中世にバイキングらの手によって、北部ドイツやオランダにもち込まれ、その後ヨーロッパやイングランドに広まり、牧羊犬として広く人々に愛されてきました。
ドイツ北部の泥炭地で人間と犬の骨が発見されていることから、非常に古くより人間とともに生活してきたと考えられています。
「スピッツ」はもともと16世紀のエベルヘルト・ツー・ザインの宮廷で、犬の鼻やマズルを意味する用語として用いられていた言葉でした。
各地の愛犬家によって、ジャーマン・スピッツは独自に改良され、大きさの異なるタイプが生まれました。
ベルギーに本拠地をもつ、国際畜犬連盟FCI ( Fédération Cynologique Internationale ) においては、現在体格に応じて5つの区分を用いています。

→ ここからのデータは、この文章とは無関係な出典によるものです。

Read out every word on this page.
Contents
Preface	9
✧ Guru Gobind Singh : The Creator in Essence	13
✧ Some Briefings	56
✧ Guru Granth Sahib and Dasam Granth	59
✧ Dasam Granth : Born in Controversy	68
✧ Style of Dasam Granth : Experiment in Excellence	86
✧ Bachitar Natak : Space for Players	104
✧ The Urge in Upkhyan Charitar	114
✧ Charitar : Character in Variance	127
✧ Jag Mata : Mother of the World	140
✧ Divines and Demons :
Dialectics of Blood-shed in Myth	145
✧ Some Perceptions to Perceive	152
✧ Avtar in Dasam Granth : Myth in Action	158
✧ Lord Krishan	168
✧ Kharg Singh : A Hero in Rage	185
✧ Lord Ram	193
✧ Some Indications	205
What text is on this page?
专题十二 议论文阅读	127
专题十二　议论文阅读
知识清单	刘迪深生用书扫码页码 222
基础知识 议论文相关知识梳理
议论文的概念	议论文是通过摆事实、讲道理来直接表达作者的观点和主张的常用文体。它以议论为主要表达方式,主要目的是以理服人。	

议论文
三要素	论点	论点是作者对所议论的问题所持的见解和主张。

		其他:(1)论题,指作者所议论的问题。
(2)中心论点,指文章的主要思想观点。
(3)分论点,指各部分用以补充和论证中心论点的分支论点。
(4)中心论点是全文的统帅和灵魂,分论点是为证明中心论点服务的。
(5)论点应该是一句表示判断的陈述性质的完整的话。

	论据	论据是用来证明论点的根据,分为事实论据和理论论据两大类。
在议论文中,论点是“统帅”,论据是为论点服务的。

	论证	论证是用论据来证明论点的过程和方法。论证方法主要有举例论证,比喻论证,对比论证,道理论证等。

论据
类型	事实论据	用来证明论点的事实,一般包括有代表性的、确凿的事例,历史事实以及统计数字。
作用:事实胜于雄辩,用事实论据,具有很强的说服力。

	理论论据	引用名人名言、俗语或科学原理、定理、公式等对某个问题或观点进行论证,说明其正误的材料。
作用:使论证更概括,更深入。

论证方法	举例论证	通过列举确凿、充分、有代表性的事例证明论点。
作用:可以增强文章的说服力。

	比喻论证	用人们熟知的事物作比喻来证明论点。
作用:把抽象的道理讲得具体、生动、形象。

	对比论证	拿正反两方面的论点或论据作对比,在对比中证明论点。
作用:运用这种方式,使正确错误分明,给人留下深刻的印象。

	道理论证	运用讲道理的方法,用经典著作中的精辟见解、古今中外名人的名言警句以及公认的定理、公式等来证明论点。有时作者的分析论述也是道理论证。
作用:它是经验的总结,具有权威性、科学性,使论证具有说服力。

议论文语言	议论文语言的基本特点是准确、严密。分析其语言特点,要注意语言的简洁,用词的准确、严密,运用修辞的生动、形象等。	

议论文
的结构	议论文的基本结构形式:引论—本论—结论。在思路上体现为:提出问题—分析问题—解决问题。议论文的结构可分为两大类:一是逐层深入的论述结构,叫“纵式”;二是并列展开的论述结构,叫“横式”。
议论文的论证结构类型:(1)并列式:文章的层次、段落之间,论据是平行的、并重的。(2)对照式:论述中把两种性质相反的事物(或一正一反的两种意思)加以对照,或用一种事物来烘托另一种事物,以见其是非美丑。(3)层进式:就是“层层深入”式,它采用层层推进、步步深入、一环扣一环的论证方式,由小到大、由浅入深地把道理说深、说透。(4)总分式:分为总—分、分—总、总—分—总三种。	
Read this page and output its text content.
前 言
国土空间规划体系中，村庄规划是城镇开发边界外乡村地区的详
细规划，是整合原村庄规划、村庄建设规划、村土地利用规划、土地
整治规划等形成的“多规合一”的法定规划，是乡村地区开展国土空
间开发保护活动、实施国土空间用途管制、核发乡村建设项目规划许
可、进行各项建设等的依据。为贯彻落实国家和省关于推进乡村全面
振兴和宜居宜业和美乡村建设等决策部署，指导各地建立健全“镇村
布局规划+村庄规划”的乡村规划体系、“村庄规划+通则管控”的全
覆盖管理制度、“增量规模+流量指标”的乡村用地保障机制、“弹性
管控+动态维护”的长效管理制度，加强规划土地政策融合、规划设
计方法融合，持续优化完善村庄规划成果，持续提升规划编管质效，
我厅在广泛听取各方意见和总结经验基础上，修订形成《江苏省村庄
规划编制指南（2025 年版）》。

そのうちのウルフスピッツは、キースホンドとして、最も小柄なジャーマン・トイ・スピッツはポメラニアンとして、独立した犬種として認められています。
ジャーマン・スピッツの値段価格
ジャーマン・スピッツは、日本において飼育件数がほとんどなく希少な犬種です。
ブリーディングも国内で行われておらず、迎え入れたい場合には、海外からの輸入が必要です。
ペットの輸入代行業者に依頼をすると、現地のブリーダーとのやりとりを請け負ってもらえますが、金額は諸経費と送料を含めて50万円程かかります。

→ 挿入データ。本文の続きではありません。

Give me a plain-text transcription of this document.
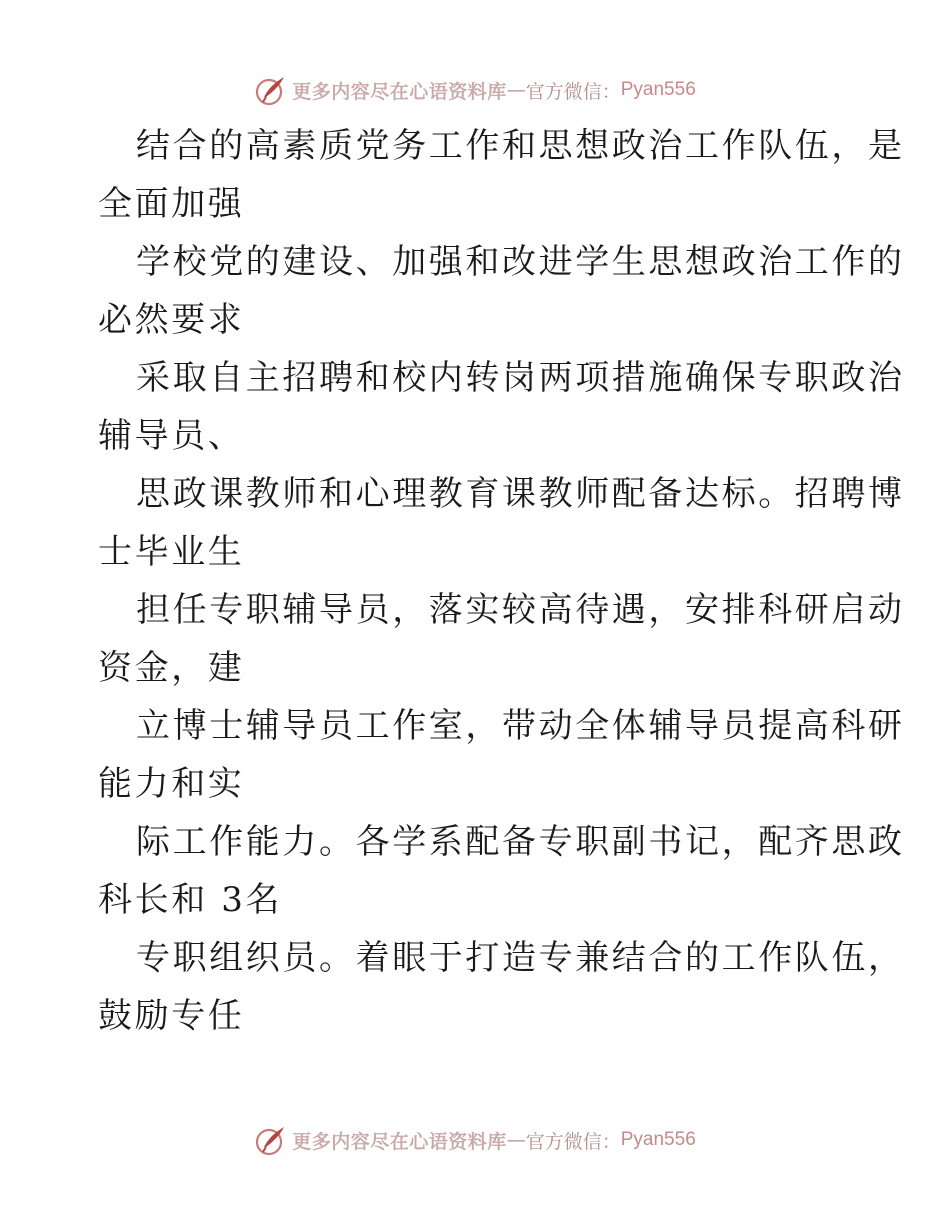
更多内容尽在心语资料库 — 官方微信： Pyan556

结合的高素质党务工作和思想政治工作队伍，是
全面加强

学校党的建设、加强和改进学生思想政治工作的
必然要求

采取自主招聘和校内转岗两项措施确保专职政治
辅导员、

思政课教师和心理教育课教师配备达标。招聘博
士毕业生

担任专职辅导员，落实较高待遇，安排科研启动
资金，建

立博士辅导员工作室，带动全体辅导员提高科研
能力和实

际工作能力。各学系配备专职副书记，配齐思政
科长和 3名

专职组织员。着眼于打造专兼结合的工作队伍，
鼓励专任

更多内容尽在心语资料库 — 官方微信： Pyan556
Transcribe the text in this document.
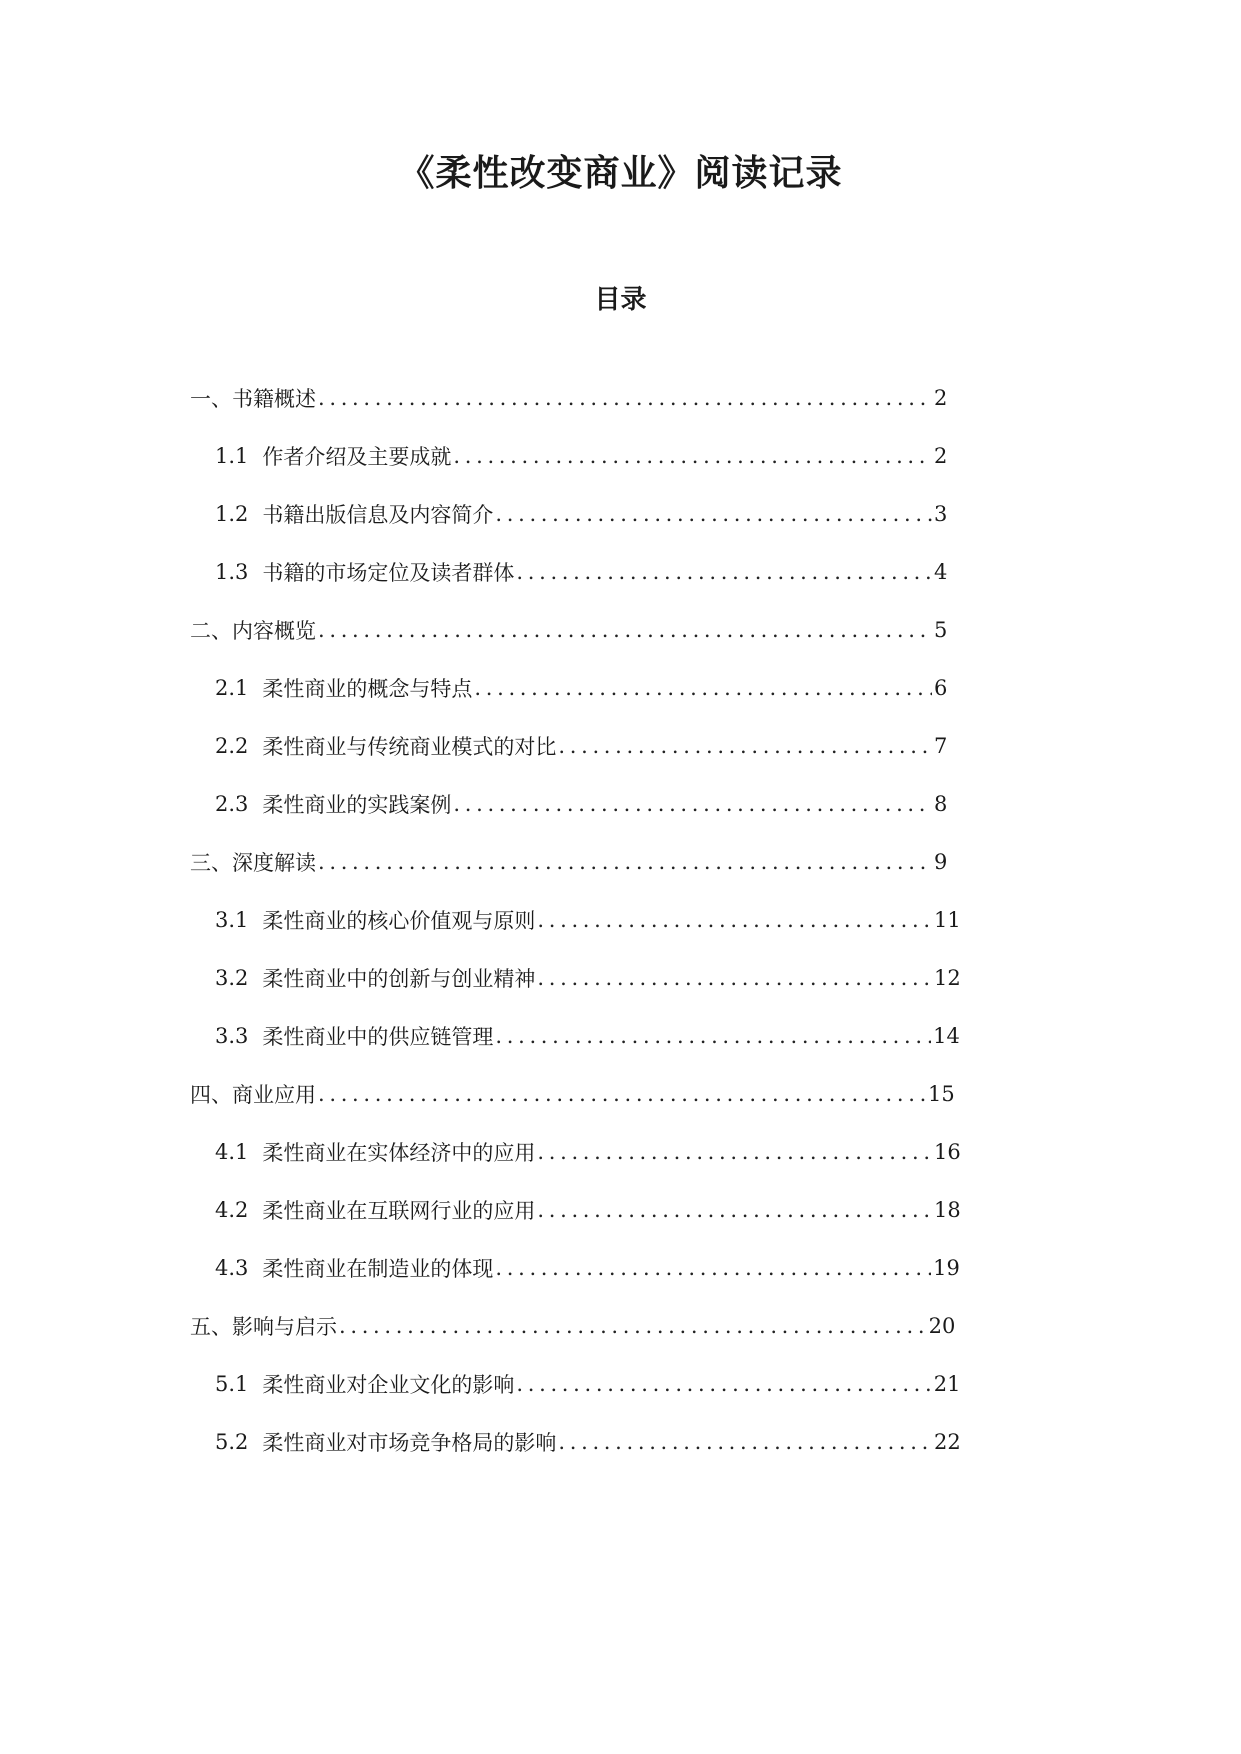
《柔性改变商业》阅读记录
目录
一、书籍概述 . . .	2
1.1 作者介绍及主要成就 . . .	2
1.2 书籍出版信息及内容简介 . . .	3
1.3 书籍的市场定位及读者群体 . . .	4
二、内容概览 . . .	5
2.1 柔性商业的概念与特点 . . .	6
2.2 柔性商业与传统商业模式的对比 . . .	7
2.3 柔性商业的实践案例 . . .	8
三、深度解读 . . .	9
3.1 柔性商业的核心价值观与原则 . . .	11
3.2 柔性商业中的创新与创业精神 . . .	12
3.3 柔性商业中的供应链管理 . . .	14
四、商业应用 . . .	15
4.1 柔性商业在实体经济中的应用 . . .	16
4.2 柔性商业在互联网行业的应用 . . .	18
4.3 柔性商业在制造业的体现 . . .	19
五、影响与启示 . . .	20
5.1 柔性商业对企业文化的影响 . . .	21
5.2 柔性商业对市场竞争格局的影响 . . .	22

ジャーマン・スピッツは、病気に強く丈夫で健康な犬種として知られていますが、迎え入れる際には、親犬の病歴や気質を確認しておくと安心です。遺伝子検査が行われているかも確認しましょう。
ジャーマン・スピッツは、大きさにバリエーションがあり、ライフスタイルに合ったタイプのジャーマン・スピッツを迎え入れることができます。
賢く物覚えは良いですが、しつけや訓練をしっかりと行うことが必要です。
ジャーマン・スピッツの飼育について検討されている方は、ぜひ本記事を参考にしていただければと思います。